Glory was ‘created’ by Rob Liefeld in the early 1990s. I say ‘created’ because apparently Rob Liefeld’s idea of creating something is just to take an already existing character and change the color schemes a bit. Glory was clearly Wonder Woman, just like Supreme was clearly Superman. She was an Amazon warrior who went to go live with mankind. There were some differences: She was half demon and she possessed a woman in order to learn what it meant to be human (probably not doing that). There had to be something different. I’m surprised DC Comics didn’t sue Liefeld off the face of the Earth. They’ve always been so historically good at utterly destroying anything that remotely looks like their characters. Maybe it was ok in the 90s.
It was clear that Liefeld’s Extreme/Awesome Universe was not very well thought out. It took Alan Moore to make Supreme into a clever pastiche of Superman, instead of just a xerox copy of him. He won an Eisner for it! The Fighting American was an old Jack Kirby/Joe Simon character who was brought in to replace Liefeld’s already shut down Captain America stand in, Agent America. A stand in for a stand in. You get the idea. Glory was no different and no better. For a time these comics were popular, but eventually Liefeld ran out of money and everything tanked. Fast forward to 2011 and Image has decided to relaunch some of the Awesome Universe comic book properties without Rob Liefeld. One of them is Glory.
In the opening pages of Glory: The Once and Future Destroyer, Glory states “It’s past time for something new” and while we have Liefeld’s groundwork here, Joe Keatinge (Hell Yeah) and Ross Campbell (Wet Moon) deliver something new and exciting. Glory is no longer derivative, but wholly her own character. If you never heard of Glory before you might be familiar with some of the themes used that might be similar to Wonder Woman, but it’s pretty much coincidental at this point. No longer simply Wonder Woman with white hair, Campbell renders her has a hulking warrior woman. Nothing like Diana at all. The character’s background has been altered as well. Not completely changed, just shifted. She is an alien who’s people were at war for longer than the Earth has existed and she is the child that forged an uneasy peace. Mankind had believed that her mother’s peaceful people were Amazonian Gods, while her father’s violent warriors were confused with Demons. Glory is both God and Demon.

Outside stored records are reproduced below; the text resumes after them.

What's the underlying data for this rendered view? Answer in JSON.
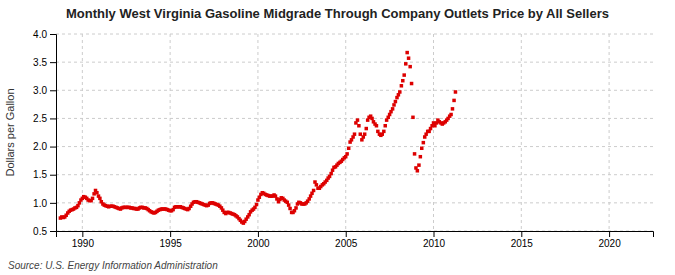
{
  "chart_data": {
    "type": "scatter",
    "title": "Monthly West Virginia Gasoline Midgrade Through Company Outlets Price by All Sellers",
    "y_label": "Dollars per Gallon",
    "source": "Source: U.S. Energy Information Administration",
    "color": "#dd0000",
    "marker": "square",
    "grid": true,
    "xlim": [
      1988.5,
      2022.5
    ],
    "ylim": [
      0.5,
      4.0
    ],
    "xticks": [
      1990,
      1995,
      2000,
      2005,
      2010,
      2015,
      2020
    ],
    "yticks": [
      0.5,
      {
        "value": 1.0,
        "label": "1.0"
      },
      1.5,
      {
        "value": 2.0,
        "label": "2.0"
      },
      2.5,
      {
        "value": 3.0,
        "label": "3.0"
      },
      3.5,
      {
        "value": 4.0,
        "label": "4.0"
      }
    ],
    "x": [
      1988.75,
      1988.83,
      1988.92,
      1989.0,
      1989.08,
      1989.17,
      1989.25,
      1989.33,
      1989.42,
      1989.5,
      1989.58,
      1989.67,
      1989.75,
      1989.83,
      1989.92,
      1990.0,
      1990.08,
      1990.17,
      1990.25,
      1990.33,
      1990.42,
      1990.5,
      1990.58,
      1990.67,
      1990.75,
      1990.83,
      1990.92,
      1991.0,
      1991.08,
      1991.17,
      1991.25,
      1991.33,
      1991.42,
      1991.5,
      1991.58,
      1991.67,
      1991.75,
      1991.83,
      1991.92,
      1992.0,
      1992.08,
      1992.17,
      1992.25,
      1992.33,
      1992.42,
      1992.5,
      1992.58,
      1992.67,
      1992.75,
      1992.83,
      1992.92,
      1993.0,
      1993.08,
      1993.17,
      1993.25,
      1993.33,
      1993.42,
      1993.5,
      1993.58,
      1993.67,
      1993.75,
      1993.83,
      1993.92,
      1994.0,
      1994.08,
      1994.17,
      1994.25,
      1994.33,
      1994.42,
      1994.5,
      1994.58,
      1994.67,
      1994.75,
      1994.83,
      1994.92,
      1995.0,
      1995.08,
      1995.17,
      1995.25,
      1995.33,
      1995.42,
      1995.5,
      1995.58,
      1995.67,
      1995.75,
      1995.83,
      1995.92,
      1996.0,
      1996.08,
      1996.17,
      1996.25,
      1996.33,
      1996.42,
      1996.5,
      1996.58,
      1996.67,
      1996.75,
      1996.83,
      1996.92,
      1997.0,
      1997.08,
      1997.17,
      1997.25,
      1997.33,
      1997.42,
      1997.5,
      1997.58,
      1997.67,
      1997.75,
      1997.83,
      1997.92,
      1998.0,
      1998.08,
      1998.17,
      1998.25,
      1998.33,
      1998.42,
      1998.5,
      1998.58,
      1998.67,
      1998.75,
      1998.83,
      1998.92,
      1999.0,
      1999.08,
      1999.17,
      1999.25,
      1999.33,
      1999.42,
      1999.5,
      1999.58,
      1999.67,
      1999.75,
      1999.83,
      1999.92,
      2000.0,
      2000.08,
      2000.17,
      2000.25,
      2000.33,
      2000.42,
      2000.5,
      2000.58,
      2000.67,
      2000.75,
      2000.83,
      2000.92,
      2001.0,
      2001.08,
      2001.17,
      2001.25,
      2001.33,
      2001.42,
      2001.5,
      2001.58,
      2001.67,
      2001.75,
      2001.83,
      2001.92,
      2002.0,
      2002.08,
      2002.17,
      2002.25,
      2002.33,
      2002.42,
      2002.5,
      2002.58,
      2002.67,
      2002.75,
      2002.83,
      2002.92,
      2003.0,
      2003.08,
      2003.17,
      2003.25,
      2003.33,
      2003.42,
      2003.5,
      2003.58,
      2003.67,
      2003.75,
      2003.83,
      2003.92,
      2004.0,
      2004.08,
      2004.17,
      2004.25,
      2004.33,
      2004.42,
      2004.5,
      2004.58,
      2004.67,
      2004.75,
      2004.83,
      2004.92,
      2005.0,
      2005.08,
      2005.17,
      2005.25,
      2005.33,
      2005.42,
      2005.5,
      2005.58,
      2005.67,
      2005.75,
      2005.83,
      2005.92,
      2006.0,
      2006.08,
      2006.17,
      2006.25,
      2006.33,
      2006.42,
      2006.5,
      2006.58,
      2006.67,
      2006.75,
      2006.83,
      2006.92,
      2007.0,
      2007.08,
      2007.17,
      2007.25,
      2007.33,
      2007.42,
      2007.5,
      2007.58,
      2007.67,
      2007.75,
      2007.83,
      2007.92,
      2008.0,
      2008.08,
      2008.17,
      2008.25,
      2008.33,
      2008.42,
      2008.5,
      2008.58,
      2008.67,
      2008.75,
      2008.83,
      2008.92,
      2009.0,
      2009.08,
      2009.17,
      2009.25,
      2009.33,
      2009.42,
      2009.5,
      2009.58,
      2009.67,
      2009.75,
      2009.83,
      2009.92,
      2010.0,
      2010.08,
      2010.17,
      2010.25,
      2010.33,
      2010.42,
      2010.5,
      2010.58,
      2010.67,
      2010.75,
      2010.83,
      2010.92,
      2011.0,
      2011.08,
      2011.17,
      2011.25
    ],
    "values": [
      0.73,
      0.75,
      0.74,
      0.75,
      0.78,
      0.82,
      0.85,
      0.87,
      0.88,
      0.89,
      0.91,
      0.92,
      0.95,
      1.0,
      1.05,
      1.08,
      1.11,
      1.1,
      1.08,
      1.05,
      1.04,
      1.04,
      1.08,
      1.16,
      1.22,
      1.18,
      1.12,
      1.08,
      1.02,
      0.98,
      0.96,
      0.95,
      0.94,
      0.93,
      0.94,
      0.94,
      0.94,
      0.93,
      0.92,
      0.91,
      0.9,
      0.89,
      0.91,
      0.92,
      0.92,
      0.92,
      0.92,
      0.92,
      0.91,
      0.91,
      0.9,
      0.9,
      0.89,
      0.89,
      0.91,
      0.92,
      0.92,
      0.91,
      0.91,
      0.9,
      0.88,
      0.86,
      0.84,
      0.83,
      0.82,
      0.83,
      0.85,
      0.87,
      0.88,
      0.89,
      0.89,
      0.89,
      0.89,
      0.88,
      0.87,
      0.86,
      0.86,
      0.88,
      0.92,
      0.93,
      0.93,
      0.93,
      0.93,
      0.92,
      0.91,
      0.9,
      0.89,
      0.88,
      0.9,
      0.94,
      0.98,
      1.01,
      1.02,
      1.02,
      1.01,
      1.0,
      0.99,
      0.98,
      0.97,
      0.96,
      0.95,
      0.96,
      0.99,
      1.0,
      1.0,
      0.99,
      0.98,
      0.97,
      0.96,
      0.94,
      0.91,
      0.87,
      0.83,
      0.81,
      0.83,
      0.83,
      0.82,
      0.81,
      0.8,
      0.79,
      0.77,
      0.75,
      0.72,
      0.69,
      0.66,
      0.64,
      0.67,
      0.71,
      0.75,
      0.79,
      0.84,
      0.87,
      0.89,
      0.92,
      0.97,
      1.05,
      1.1,
      1.15,
      1.18,
      1.17,
      1.15,
      1.14,
      1.13,
      1.12,
      1.12,
      1.12,
      1.14,
      1.12,
      1.07,
      1.02,
      1.06,
      1.09,
      1.08,
      1.05,
      1.03,
      1.01,
      0.96,
      0.9,
      0.83,
      0.83,
      0.86,
      0.91,
      0.98,
      1.01,
      1.0,
      0.98,
      0.98,
      0.98,
      1.0,
      1.03,
      1.07,
      1.12,
      1.17,
      1.22,
      1.37,
      1.32,
      1.26,
      1.26,
      1.29,
      1.32,
      1.34,
      1.37,
      1.4,
      1.44,
      1.47,
      1.52,
      1.58,
      1.63,
      1.64,
      1.67,
      1.7,
      1.72,
      1.74,
      1.77,
      1.8,
      1.82,
      1.87,
      1.97,
      2.08,
      2.12,
      2.17,
      2.22,
      2.42,
      2.47,
      2.37,
      2.22,
      2.12,
      2.17,
      2.22,
      2.32,
      2.47,
      2.52,
      2.54,
      2.5,
      2.44,
      2.4,
      2.37,
      2.27,
      2.22,
      2.2,
      2.22,
      2.27,
      2.37,
      2.47,
      2.52,
      2.57,
      2.62,
      2.67,
      2.74,
      2.8,
      2.87,
      2.92,
      2.97,
      3.08,
      3.17,
      3.27,
      3.47,
      3.67,
      3.57,
      3.42,
      3.12,
      2.52,
      1.87,
      1.62,
      1.57,
      1.67,
      1.82,
      1.97,
      2.07,
      2.17,
      2.22,
      2.27,
      2.27,
      2.32,
      2.37,
      2.42,
      2.37,
      2.42,
      2.47,
      2.44,
      2.42,
      2.4,
      2.42,
      2.44,
      2.47,
      2.5,
      2.54,
      2.57,
      2.67,
      2.82,
      2.97
    ]
  }
}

She possesses the power to change the world, but also the berserker wrath to destroy it.
For those who might have been familiar with Glory before, this is a brand new era in the life of an old 90s comic book property. Sometimes we need to breathe new life into old things to make them shine like new again. Keatinge and Campbell might as well be creating a character from scratch. They’re not, the book starts with issue #23, but you really don’t need to know that to enjoy this comic. I don’t really know what the original Glory comics were like, but this Glory is bizarre. Prophetic dreams, inter-dimensional portals, strange alien creatures, and a morally ambiguous eponymous character.
Keatinge and Campbell move Glory so far beyond Wonder Woman that there’s nothing inherently feminine about the character at all. She now resembles something closer to the Hulk and her ugly scars and complete lack of female anatomy eliminates anything that could be thought of as distracting. This is a story about a warrior. Instead, the strong female roles are filled by her companions, Riley and Gloria. Riley is depicted as a young girl, though she has to be older, and even though she’s thrust into strange situations before she is prepared to face them, she’s able to stay on top and come to terms with her role in Glory’s life. Gloria, the human Glory once possessed, fights side by side with her ally and is able to hold her own, even if she doesn’t have amazing powers. She is seen killing giant alien attackers with nothing but a knife, and soon just her fists, later she equips herself with a really big gun and takes down a whole slew of enemies. The strong male presence in this story? There’s an old guy who does some shooting, and then there’s Supreme, who makes a few brief abusive appearances. Glory gives him an earful to shut him up in a flashback and then she brutally murders him in a dream sequence. That’s about it.
There are a lot of grotesque moments that are made beautiful by Campbell’s ability to turn everyone into shiny cherubic figures. It’s unfortunate that the book loses that effect when Glory transitions from one colorist to another halfway through the book. Campbell’s art is still just as strong, but the art takes on a very subtle, entirely new effect, which isn’t even bad, just different.
The lack of information makes it difficult to understand exactly where Keatinge is going in his story, but judging by the fact that it is told by a girl who is attempting to research Glory and discover why she went missing, it must be intentional. As she tries to understand Glory, so does the reader. I wouldn’t call this book cerebral, but it definitely requires a little extra thinking to make sense of Gloriana Demeter. The question after reading is if Glory is a hero or a monster. Hopefully Volume Two has the answers. I’ll be waiting.